You may have heard of more common sexually transmitted infections (STIs) such as gonorrhoea, chlamydia, and syphilis. You might even know what the symptoms are and how to get treatment. But have you heard of Shigella?

Most of us who need to know about it either haven’t heard of it, know very little about it, or don’t know how it is caused, diagnosed, treated or prevented.

Shigella is a bacterium that causes a gut infection with symptoms ranging from feeling sick, severe diarrhoea, vomiting, abdominal pain, and fever. As symptoms are similar, it’s often mistaken for food poisoning.

It’s typically caught from having sex with someone who is infectious by unintentionally ingesting faeces (poo), especially through rimming. You can get it from having penetrative sex, fingering, fisting, or sharing sex toys as there might be small amounts of bacteria on your hands or things that end up in your mouth. Shigella can be transmitted when handling condoms if bacteria travels from your hands to your mouth. It can also be caught from contaminated water and food when travelling abroad.

Symptoms begin within one to four days of exposure and last three to seven days, but can take longer. In some cases, symptoms lead to hospitalisations.

It only takes a small amount of bacteria to make you unwell
A misconception is that lots of bacteria are ingested to become poorly but it only takes a very tiny amount of bacteria for Shigella to be transmitted. Sex does not have to be “messy” for it to be passed on. Some people carry it without any symptoms, too.

The illness can be quite severe
Symptoms can be physically immobilising, and people who have recovered from it may not feel better for a couple of weeks.

Many people who have had it were shocked at just how sick they became, describing it as the most ill they have ever been. Some people have diarrhoea containing blood or mucus, which can be unsettling.

Symptoms CAN go away on their own
Not everyone needs treatment as symptoms can settle within a week. However, if you become seriously ill you should see a clinician to get the right treatment to clear the infection.

If you have a bad case of diarrhoea after a hook-up, contact your sexual health clinic or your GP and explain that you’ve had sex and your symptoms match Shigella.

There’s a risk of dehydration
If you have frequent diarrhoea, drink lots of fluids to replace those lost and stop you from becoming dehydrated. Try drinking plenty of water, fruit juices and sports drinks that replace salts and minerals.

Taking painkillers, such as paracetamol, can help to relieve pain and fever, but it’s advised to avoid anti-diarrhoea medicines, such as Imodium, because they may make things even worse.

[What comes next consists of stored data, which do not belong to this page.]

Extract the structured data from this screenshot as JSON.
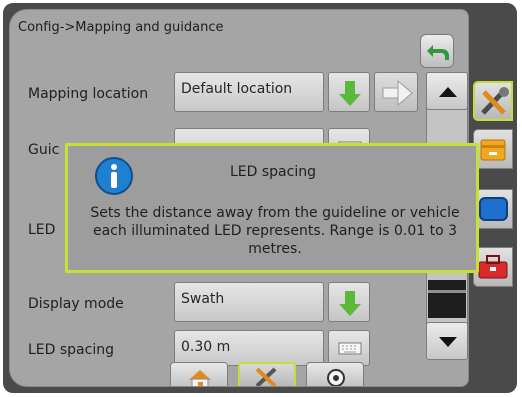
{
  "header": {
    "title": "Config->Mapping and guidance"
  },
  "rows": [
    {
      "label": "Mapping location",
      "value": "Default location"
    },
    {
      "label": "Guic",
      "value": ""
    },
    {
      "label": "LED",
      "value": ""
    },
    {
      "label": "Display mode",
      "value": "Swath"
    },
    {
      "label": "LED spacing",
      "value": "0.30 m"
    }
  ],
  "popup": {
    "title": "LED spacing",
    "body": "Sets the distance away from the guideline or vehicle each illuminated LED represents. Range is 0.01 to 3 metres."
  },
  "side_tabs": [
    "wrench-screwdriver-icon",
    "folder-icon",
    "display-icon",
    "toolbox-icon"
  ],
  "bottom_tabs": [
    "home-icon",
    "tools-icon",
    "gps-icon"
  ],
  "colors": {
    "accent_border": "#c7e033",
    "arrow_green": "#5bb83a",
    "info_blue": "#1f7fd0",
    "device_frame": "#4a4a4a"
  }
}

Shigella can be VERY resistant to antibiotics
Symptoms could clear up quickly, but if you have a particularly persistent case lasting longer than a few days, you should be prescribed a short course of antibiotics by your sexual health clinic or your GP. However, Shigella is becoming more resistant to some antibiotics, so you may have to give a stool sample to get the right tests and antibiotics.

You could have been exposed other STIs
If you’ve had sex that puts you at risk of Shigella, it’s possible that you might have been exposed to other STIs. Regardless of your HIV status, after a Shigella diagnosis it’s advised to have a full sexual health check-up at a clinic or by ordering tests online. Enquire about U=U, PrEP, and vaccines for other STIs, such as hepatitis A, hepatitis B, and HPV.

It’s best to avoid sex until seven days after your last symptom of Shigella ends to avoid passing it on to others.

You can avoid passing it on
It’s possible to transmit it to people you live with, or with whom you have close (non-sexual) contact. Keep close contact with anyone else to a minimum, avoid sharing towels and facecloths, and wash your laundry on the highest setting possible.

Wash your hands with soap and hot water regularly throughout the day, especially after using the toilet and do the same before handling, eating or cooking food, or handling babies and feeding the young or the elderly to avoid transmission.

You can prevent Shigella by practising hygiene
To do this, avoid going back to oral sex after anal sex or anal play has started, especially with new partners. Rimming, fingering and fisting also increases your risk, but you and your partners can lower it by washing your hands, bum and genitals with soap and hot water after having anal sex or anal play.